Note 1: Transaction information between Parent company and its subsidiaries should be disclosed by codes below:

  • (1) Parent company is coded "0".

  • (2) The subsidiaries are coded from "1" in the order presented in the table above.

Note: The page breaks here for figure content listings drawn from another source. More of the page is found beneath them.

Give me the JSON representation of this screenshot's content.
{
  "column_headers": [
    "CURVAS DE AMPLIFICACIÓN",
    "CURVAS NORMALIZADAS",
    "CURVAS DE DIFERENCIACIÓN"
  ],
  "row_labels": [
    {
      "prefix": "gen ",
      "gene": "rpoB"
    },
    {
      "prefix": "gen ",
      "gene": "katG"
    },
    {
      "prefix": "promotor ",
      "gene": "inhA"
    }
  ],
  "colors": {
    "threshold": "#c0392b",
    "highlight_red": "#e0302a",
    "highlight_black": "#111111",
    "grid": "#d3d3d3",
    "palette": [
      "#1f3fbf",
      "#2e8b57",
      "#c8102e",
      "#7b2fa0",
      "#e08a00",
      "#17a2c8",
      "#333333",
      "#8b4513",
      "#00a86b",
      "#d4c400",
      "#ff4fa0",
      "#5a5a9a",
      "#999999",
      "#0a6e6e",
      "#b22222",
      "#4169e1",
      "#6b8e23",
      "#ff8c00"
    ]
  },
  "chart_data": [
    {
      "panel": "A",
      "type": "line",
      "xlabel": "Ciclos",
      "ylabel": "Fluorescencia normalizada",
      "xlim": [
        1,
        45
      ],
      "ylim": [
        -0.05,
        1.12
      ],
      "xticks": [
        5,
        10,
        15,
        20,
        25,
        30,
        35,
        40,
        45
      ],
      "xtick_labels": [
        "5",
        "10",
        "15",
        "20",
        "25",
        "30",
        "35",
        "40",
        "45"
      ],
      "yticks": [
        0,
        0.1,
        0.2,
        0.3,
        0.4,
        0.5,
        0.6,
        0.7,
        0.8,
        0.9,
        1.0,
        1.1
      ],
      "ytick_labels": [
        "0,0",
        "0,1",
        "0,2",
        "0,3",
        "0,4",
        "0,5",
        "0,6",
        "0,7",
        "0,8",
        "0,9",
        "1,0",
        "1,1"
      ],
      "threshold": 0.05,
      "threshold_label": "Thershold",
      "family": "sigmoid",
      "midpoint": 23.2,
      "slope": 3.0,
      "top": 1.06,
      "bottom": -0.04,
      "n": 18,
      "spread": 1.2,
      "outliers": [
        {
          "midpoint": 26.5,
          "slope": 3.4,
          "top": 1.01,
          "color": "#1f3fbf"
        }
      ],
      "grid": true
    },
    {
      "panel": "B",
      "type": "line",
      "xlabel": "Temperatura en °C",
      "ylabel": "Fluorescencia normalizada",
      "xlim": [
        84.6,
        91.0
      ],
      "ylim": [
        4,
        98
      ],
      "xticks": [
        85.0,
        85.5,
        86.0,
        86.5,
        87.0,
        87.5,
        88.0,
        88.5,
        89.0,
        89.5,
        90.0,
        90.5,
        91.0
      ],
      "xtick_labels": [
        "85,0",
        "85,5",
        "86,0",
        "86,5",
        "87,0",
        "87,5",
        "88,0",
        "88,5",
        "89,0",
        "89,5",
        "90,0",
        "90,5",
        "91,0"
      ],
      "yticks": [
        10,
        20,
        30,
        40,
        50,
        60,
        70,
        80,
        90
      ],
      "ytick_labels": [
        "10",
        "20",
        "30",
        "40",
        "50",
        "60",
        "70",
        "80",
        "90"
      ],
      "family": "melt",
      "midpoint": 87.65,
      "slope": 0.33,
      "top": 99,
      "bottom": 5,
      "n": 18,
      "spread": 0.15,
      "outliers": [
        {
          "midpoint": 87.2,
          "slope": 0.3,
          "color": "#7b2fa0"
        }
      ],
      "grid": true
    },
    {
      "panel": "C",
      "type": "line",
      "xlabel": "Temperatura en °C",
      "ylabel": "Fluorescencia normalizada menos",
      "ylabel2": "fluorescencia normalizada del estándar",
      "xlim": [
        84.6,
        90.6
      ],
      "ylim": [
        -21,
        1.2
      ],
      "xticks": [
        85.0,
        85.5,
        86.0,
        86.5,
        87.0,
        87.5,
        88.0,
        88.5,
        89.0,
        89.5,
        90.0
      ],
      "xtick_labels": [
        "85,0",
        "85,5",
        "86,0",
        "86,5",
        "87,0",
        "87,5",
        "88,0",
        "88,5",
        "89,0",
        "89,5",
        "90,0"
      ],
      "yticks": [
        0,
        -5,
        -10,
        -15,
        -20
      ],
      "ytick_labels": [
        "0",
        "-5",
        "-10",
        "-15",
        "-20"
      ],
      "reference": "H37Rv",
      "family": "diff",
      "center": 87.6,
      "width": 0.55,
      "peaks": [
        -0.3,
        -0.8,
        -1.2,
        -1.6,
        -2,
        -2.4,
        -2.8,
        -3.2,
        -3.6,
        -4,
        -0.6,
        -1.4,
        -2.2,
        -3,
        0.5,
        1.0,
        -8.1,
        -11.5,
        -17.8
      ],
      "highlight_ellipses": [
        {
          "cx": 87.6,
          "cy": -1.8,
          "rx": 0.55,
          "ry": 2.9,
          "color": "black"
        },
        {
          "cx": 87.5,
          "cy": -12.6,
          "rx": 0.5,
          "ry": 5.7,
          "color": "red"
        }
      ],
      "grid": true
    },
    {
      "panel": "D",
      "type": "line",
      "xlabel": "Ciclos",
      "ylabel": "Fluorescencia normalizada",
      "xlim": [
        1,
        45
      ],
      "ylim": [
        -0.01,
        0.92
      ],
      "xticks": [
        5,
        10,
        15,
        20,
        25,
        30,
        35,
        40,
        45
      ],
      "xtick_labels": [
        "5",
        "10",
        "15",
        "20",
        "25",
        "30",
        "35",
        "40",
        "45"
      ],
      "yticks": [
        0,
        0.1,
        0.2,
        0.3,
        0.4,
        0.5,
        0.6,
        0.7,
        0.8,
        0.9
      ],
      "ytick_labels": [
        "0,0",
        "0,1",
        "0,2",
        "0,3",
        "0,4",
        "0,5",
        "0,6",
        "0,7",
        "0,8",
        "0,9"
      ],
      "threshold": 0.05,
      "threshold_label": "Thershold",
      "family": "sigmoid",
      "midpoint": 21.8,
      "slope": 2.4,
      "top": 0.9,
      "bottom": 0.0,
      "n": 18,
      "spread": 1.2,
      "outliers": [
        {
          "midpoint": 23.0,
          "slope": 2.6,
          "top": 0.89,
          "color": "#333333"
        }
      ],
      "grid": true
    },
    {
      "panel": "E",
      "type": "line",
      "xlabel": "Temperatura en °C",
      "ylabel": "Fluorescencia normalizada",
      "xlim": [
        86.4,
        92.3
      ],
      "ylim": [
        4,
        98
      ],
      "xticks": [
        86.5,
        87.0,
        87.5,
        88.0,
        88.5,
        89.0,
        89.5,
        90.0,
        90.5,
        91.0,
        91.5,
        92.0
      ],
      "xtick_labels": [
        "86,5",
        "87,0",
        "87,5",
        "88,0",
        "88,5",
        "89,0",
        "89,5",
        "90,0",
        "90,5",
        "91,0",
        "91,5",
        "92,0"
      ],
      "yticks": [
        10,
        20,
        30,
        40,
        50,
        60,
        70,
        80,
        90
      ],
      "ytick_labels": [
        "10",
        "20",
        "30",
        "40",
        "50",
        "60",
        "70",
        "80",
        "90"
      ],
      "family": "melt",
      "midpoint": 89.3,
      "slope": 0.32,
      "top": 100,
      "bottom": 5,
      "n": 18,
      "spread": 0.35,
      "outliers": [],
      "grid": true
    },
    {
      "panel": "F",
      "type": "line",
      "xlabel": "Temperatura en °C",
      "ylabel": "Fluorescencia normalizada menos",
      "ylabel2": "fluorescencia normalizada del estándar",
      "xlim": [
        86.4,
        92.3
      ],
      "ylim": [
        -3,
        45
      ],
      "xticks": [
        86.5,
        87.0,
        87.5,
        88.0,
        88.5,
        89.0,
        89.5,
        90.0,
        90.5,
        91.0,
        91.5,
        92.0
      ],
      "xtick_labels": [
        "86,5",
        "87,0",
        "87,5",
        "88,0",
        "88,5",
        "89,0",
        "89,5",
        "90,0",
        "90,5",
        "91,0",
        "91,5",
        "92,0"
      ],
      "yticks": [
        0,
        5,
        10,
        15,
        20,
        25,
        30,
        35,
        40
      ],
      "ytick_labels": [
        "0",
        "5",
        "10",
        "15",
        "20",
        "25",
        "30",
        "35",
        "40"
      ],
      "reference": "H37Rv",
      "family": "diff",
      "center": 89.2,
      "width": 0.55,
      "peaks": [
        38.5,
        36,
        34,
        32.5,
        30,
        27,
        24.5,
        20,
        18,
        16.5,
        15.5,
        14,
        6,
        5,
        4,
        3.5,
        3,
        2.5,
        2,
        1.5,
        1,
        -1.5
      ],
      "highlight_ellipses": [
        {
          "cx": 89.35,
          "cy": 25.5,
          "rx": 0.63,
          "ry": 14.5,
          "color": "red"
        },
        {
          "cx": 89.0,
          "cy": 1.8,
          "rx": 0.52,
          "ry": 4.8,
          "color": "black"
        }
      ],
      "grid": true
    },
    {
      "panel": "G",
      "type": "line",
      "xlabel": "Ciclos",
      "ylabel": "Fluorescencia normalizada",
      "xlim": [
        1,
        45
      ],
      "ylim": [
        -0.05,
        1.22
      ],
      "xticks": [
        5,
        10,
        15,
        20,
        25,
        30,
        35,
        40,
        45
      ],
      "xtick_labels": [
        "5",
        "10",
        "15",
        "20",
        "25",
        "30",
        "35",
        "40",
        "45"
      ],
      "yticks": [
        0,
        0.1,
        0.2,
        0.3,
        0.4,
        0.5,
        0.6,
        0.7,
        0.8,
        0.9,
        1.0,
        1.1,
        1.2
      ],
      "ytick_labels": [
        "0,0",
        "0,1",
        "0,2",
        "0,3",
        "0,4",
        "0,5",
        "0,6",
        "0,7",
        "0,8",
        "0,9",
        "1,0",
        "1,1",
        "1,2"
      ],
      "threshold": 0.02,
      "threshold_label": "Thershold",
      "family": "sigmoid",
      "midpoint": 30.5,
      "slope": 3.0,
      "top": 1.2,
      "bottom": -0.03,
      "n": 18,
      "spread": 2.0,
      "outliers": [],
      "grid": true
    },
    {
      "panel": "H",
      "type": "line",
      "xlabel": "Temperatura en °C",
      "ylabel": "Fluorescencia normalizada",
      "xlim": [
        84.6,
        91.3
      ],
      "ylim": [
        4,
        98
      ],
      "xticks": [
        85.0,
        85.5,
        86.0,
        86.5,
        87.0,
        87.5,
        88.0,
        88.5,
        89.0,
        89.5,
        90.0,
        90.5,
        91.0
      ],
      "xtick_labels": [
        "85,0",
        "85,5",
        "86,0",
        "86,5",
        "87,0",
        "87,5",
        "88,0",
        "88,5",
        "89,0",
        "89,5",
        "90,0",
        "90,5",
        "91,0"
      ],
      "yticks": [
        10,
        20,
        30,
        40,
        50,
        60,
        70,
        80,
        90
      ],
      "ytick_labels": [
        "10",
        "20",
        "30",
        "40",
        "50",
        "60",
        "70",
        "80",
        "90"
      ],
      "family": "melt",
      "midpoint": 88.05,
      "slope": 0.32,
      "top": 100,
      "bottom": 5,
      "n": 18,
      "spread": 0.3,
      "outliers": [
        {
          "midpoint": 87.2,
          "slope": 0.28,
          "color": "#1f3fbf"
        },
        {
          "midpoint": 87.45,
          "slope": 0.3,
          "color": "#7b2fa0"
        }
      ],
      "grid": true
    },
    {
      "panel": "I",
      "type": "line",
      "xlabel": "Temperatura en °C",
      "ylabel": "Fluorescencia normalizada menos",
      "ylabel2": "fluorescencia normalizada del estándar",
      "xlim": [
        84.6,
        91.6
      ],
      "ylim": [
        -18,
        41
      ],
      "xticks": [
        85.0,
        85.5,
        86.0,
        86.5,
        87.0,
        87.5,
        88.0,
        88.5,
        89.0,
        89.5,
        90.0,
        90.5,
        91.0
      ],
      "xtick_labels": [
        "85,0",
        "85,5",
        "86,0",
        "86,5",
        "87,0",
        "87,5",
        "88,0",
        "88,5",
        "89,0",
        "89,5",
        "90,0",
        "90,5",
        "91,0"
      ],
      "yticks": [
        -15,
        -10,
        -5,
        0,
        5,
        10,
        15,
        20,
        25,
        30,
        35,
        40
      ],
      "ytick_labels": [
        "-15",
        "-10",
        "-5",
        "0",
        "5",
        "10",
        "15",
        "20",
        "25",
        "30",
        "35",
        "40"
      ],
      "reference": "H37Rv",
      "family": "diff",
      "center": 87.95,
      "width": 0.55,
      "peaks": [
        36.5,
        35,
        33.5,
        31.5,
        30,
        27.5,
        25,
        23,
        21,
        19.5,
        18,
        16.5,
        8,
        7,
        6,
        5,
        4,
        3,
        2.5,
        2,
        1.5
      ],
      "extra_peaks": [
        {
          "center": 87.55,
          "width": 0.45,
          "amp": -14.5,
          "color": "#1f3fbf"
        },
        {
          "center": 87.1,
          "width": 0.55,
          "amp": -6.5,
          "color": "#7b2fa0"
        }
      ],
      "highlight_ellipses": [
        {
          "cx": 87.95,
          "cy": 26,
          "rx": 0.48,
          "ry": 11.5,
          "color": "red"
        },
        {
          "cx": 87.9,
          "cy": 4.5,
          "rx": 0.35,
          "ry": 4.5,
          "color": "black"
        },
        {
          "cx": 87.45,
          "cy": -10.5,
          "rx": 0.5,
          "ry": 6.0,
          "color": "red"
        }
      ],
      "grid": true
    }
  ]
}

Note 2: Relationship are divided into the following three types and the types are required to be indicated:

  • (1) From the parent company to a subsidiary.

  • (2) From a subsidiary to the parent company.

  • (3) Between subsidiaries.

  • Note 3: Regarding the percentage of transaction amount to consolidated operating revenues or total assets, it is computed based on the ending balance to consolidated total assets for balance sheet items; and based on interim accumulated amount to consolidated net revenue for income statement items.